Midway Contemporary Art Gallery's exhibition of new work by Berlin-based artist David Zink Yi takes its name, "Horror Vacui", from a 2-channel video installation which juxtaposes footage of a Cuban jazz band with scenes of worshipers performing religious dances.
It's a sly choice of name for an exhibition at Midway, where white walls and blank space are as much a part of the viewing experience as the art itself: "horror vacui" describes the fear of empty spaces that leads some artist to fill the entire surface of their artworks with detail. For those so inflicted, the modern art gallery is undoubtedly a place to be feared--and indeed, the bulk of the exhibition produces a subtle, disorienting sense of unease.
In addition to the video, which with its feast of noise and color may be the antidote to horror vacui, the exhibition features three spooky, close-cropped photographs of a cedar tree as well as a large ceramic sculpture depicting a dead Architeuthis, a genus of giant squid that has long been the subject of myth, legend, and primordial fear.

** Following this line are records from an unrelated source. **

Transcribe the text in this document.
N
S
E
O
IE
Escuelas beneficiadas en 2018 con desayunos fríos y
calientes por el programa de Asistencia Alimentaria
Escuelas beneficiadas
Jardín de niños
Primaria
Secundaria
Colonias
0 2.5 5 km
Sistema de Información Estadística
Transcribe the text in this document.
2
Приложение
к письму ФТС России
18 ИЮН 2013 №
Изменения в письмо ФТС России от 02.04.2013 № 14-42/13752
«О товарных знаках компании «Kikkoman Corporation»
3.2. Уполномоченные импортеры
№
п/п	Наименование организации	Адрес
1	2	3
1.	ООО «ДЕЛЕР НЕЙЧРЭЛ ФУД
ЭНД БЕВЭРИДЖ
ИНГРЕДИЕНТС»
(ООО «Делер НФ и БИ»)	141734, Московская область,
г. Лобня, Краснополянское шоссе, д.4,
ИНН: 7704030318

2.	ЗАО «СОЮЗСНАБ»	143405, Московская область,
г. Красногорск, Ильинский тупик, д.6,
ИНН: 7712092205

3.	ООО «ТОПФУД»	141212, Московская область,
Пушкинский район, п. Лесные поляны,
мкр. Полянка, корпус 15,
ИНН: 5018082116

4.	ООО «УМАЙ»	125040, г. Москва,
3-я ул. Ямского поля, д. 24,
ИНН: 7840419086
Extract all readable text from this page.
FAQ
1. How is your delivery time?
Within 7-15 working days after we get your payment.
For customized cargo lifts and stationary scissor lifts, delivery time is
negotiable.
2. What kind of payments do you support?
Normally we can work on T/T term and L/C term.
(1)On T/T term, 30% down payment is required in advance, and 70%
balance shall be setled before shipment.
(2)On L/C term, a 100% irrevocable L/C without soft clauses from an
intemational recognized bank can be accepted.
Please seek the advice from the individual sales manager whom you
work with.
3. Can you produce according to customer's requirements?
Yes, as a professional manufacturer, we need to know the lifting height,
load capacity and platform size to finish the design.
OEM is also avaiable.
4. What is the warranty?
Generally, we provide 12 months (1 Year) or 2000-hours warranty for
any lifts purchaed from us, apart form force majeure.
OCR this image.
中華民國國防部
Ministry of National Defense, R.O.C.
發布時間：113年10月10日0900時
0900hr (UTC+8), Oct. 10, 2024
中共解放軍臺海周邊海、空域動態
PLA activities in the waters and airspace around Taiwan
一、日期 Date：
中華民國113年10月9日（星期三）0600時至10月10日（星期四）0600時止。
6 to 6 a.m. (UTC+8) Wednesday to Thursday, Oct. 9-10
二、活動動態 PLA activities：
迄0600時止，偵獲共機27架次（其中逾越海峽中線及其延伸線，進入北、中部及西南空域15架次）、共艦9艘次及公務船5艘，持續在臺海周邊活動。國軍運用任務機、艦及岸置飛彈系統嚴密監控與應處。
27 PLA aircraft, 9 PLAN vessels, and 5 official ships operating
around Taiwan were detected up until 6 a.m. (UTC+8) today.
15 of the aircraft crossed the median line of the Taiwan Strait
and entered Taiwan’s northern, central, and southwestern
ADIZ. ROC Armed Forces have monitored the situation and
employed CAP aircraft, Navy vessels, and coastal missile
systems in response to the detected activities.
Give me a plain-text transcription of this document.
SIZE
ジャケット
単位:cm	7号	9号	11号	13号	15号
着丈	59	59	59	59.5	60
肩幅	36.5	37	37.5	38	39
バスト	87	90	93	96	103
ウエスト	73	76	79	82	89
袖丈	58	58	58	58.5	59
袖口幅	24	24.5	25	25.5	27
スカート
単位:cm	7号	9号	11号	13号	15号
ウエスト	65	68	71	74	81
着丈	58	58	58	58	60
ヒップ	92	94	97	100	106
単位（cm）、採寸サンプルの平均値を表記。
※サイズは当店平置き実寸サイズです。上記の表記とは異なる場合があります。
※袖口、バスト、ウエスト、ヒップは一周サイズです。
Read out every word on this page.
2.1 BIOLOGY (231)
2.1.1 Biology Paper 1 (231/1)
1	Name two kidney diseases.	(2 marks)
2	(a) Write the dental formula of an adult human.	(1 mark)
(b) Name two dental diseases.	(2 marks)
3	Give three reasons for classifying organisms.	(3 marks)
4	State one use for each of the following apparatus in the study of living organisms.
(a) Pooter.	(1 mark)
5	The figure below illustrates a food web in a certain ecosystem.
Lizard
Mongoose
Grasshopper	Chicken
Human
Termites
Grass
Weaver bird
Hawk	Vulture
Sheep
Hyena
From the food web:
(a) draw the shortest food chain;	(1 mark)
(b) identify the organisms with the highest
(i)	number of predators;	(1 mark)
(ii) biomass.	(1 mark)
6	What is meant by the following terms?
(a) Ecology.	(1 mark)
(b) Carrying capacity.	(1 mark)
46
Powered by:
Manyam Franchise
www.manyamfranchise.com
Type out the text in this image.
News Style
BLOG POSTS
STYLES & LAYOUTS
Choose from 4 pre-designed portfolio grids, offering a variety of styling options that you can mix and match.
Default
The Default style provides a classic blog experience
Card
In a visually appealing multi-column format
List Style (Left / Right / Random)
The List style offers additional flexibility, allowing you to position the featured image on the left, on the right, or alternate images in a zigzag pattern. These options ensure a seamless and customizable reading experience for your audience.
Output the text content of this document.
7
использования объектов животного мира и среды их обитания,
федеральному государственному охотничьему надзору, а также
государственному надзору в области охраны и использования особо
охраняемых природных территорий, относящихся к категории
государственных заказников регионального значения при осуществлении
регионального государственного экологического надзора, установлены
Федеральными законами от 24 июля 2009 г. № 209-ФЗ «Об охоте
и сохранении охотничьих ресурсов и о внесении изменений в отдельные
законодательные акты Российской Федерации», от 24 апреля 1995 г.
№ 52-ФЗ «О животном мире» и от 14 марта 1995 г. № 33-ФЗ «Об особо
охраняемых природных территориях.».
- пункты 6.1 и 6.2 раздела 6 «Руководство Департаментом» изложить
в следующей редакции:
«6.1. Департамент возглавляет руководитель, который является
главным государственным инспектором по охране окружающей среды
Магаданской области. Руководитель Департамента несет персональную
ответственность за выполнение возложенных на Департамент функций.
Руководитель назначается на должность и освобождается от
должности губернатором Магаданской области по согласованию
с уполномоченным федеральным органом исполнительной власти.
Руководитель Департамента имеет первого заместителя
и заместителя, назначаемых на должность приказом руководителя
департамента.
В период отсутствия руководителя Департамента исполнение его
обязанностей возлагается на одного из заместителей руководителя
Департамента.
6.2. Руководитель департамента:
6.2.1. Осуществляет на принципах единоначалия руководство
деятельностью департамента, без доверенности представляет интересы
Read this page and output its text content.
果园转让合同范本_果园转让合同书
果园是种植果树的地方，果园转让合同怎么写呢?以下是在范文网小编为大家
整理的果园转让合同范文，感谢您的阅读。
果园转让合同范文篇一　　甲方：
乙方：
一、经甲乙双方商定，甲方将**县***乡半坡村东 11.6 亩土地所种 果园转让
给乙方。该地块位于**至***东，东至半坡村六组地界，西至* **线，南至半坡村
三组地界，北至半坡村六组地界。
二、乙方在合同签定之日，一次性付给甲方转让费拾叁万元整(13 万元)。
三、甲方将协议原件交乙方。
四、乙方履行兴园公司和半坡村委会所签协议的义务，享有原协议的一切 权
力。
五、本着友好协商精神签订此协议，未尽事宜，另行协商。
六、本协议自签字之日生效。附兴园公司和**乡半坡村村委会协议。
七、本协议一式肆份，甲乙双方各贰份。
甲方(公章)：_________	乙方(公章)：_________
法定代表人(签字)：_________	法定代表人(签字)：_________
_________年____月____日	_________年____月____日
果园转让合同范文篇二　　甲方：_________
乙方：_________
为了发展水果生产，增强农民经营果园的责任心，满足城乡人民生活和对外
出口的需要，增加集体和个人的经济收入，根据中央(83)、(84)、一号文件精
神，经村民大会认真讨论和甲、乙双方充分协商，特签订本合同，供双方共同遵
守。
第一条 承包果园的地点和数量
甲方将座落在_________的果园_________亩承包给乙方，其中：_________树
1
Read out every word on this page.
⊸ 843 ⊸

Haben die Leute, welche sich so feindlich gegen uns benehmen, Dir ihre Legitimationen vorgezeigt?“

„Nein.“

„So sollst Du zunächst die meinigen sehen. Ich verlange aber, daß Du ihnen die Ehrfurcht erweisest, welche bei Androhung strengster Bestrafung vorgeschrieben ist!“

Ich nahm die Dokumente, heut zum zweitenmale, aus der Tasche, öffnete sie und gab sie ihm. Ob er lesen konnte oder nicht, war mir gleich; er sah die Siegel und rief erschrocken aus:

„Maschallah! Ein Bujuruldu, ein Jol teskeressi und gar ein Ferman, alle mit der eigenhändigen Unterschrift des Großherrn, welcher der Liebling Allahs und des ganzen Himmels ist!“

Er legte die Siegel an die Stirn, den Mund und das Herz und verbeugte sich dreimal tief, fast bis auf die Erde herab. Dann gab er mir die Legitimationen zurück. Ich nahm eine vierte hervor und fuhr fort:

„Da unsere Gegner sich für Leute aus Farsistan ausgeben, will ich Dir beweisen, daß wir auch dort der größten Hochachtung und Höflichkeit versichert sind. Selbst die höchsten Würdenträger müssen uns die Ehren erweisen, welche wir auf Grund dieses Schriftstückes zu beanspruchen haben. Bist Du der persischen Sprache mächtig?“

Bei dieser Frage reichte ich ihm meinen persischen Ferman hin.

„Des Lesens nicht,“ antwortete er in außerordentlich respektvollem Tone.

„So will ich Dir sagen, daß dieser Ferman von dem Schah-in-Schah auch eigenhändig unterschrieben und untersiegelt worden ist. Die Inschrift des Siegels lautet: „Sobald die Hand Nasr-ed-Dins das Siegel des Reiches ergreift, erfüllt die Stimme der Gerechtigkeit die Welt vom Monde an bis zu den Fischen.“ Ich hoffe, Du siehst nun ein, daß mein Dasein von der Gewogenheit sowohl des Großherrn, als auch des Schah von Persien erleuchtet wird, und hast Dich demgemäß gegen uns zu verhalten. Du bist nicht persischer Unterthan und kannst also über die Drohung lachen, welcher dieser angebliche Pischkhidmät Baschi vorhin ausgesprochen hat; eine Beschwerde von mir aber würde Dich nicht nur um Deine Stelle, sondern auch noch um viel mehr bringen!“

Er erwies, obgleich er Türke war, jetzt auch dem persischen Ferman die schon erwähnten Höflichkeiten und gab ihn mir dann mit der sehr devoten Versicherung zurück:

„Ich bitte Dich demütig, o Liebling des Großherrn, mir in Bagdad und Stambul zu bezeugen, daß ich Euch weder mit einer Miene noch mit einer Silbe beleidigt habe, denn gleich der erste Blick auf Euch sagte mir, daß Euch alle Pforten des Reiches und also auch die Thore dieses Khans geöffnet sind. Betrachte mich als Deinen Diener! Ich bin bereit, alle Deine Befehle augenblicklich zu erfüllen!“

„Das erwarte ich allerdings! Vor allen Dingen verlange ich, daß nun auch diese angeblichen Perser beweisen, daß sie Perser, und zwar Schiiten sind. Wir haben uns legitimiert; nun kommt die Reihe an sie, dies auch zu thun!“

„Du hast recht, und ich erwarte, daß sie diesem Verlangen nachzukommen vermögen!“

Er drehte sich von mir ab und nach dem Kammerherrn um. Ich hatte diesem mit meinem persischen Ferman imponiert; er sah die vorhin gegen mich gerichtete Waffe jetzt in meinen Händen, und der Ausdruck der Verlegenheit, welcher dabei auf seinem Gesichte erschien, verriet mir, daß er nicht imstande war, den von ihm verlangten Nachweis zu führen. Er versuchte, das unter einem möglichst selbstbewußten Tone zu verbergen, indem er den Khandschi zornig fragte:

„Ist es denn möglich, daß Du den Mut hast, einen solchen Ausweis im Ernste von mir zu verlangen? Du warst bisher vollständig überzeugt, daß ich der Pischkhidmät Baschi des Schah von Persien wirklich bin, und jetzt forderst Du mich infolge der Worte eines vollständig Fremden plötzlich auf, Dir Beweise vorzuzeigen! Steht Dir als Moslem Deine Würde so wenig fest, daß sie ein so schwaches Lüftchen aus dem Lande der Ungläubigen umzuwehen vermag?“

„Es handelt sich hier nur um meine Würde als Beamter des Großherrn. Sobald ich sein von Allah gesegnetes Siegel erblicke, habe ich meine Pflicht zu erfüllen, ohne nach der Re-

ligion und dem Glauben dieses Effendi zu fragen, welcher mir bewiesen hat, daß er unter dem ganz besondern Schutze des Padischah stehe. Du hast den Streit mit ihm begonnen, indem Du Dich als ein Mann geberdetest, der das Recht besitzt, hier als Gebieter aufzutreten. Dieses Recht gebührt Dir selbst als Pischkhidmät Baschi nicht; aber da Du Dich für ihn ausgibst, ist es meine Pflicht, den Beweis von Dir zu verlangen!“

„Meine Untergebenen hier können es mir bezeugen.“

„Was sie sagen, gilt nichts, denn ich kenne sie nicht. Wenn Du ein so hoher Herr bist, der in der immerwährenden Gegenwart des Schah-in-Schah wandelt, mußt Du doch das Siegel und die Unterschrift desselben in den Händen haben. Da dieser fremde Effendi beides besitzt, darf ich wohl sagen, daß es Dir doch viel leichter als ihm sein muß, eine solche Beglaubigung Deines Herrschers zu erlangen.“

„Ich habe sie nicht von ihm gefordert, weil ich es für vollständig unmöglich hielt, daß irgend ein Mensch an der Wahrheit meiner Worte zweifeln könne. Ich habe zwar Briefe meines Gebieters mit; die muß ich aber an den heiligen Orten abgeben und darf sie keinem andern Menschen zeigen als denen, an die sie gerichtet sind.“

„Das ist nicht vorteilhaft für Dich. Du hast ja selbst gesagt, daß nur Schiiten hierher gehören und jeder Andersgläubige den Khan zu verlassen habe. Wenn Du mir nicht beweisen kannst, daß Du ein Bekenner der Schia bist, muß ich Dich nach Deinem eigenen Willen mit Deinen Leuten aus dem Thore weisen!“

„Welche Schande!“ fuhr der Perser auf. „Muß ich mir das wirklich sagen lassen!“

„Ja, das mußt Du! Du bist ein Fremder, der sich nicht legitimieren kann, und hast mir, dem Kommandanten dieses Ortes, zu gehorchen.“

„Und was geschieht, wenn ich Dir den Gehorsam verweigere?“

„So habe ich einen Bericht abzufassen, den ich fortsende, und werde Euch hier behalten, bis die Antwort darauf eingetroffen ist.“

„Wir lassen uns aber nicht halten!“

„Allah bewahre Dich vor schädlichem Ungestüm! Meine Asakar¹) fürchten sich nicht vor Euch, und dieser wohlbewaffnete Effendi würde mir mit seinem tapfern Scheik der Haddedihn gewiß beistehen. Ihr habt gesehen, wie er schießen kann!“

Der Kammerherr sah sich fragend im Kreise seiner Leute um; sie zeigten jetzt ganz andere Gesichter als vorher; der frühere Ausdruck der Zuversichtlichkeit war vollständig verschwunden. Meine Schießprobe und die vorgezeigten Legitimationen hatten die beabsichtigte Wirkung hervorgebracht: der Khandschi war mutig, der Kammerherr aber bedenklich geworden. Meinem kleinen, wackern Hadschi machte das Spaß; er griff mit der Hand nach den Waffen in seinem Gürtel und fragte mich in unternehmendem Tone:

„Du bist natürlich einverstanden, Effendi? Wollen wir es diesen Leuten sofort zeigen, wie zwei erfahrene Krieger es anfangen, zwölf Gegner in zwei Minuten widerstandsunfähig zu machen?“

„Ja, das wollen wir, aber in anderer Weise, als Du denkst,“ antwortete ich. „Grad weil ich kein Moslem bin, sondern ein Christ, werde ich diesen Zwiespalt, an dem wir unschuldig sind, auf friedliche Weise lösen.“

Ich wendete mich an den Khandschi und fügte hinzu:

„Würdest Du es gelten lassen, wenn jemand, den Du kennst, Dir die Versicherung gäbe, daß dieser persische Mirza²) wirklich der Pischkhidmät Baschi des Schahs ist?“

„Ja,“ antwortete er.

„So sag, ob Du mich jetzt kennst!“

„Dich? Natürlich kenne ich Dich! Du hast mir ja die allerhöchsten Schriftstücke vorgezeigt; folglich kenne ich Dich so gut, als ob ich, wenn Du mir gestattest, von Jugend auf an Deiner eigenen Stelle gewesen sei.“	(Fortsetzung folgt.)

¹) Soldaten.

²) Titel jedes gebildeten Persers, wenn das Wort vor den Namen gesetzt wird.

The squid lies thick and limply in the center of the gallery floor, a mass of flesh and tentacles rendered in grotesque detail. It's a strange and beautiful sight: the creature's ceramic skin, dull and pockmarked, glitters in spots where the artist has coated it with copper and lead. The squid, it seems, has only just washed up on shore and is drying up before our very eyes, crusting over like a worm caught off guard on a sunny stretch of pavement. An ice-like pool of dried corn syrup surrounding the squid contributes to the illusion of wetness and recent death. It's an artwork that makes the viewer feel like a gawker, staring at something fragile and terrible that should perhaps not be stared at. But, still, we stare: in the end, whatever fear the creature inspires is far less frightening than the fear--the horror--of staring at nothing at all.
The note in your sketchbook, “What is scarier, emptiness or sea monsters?” frames the whole show beautifully.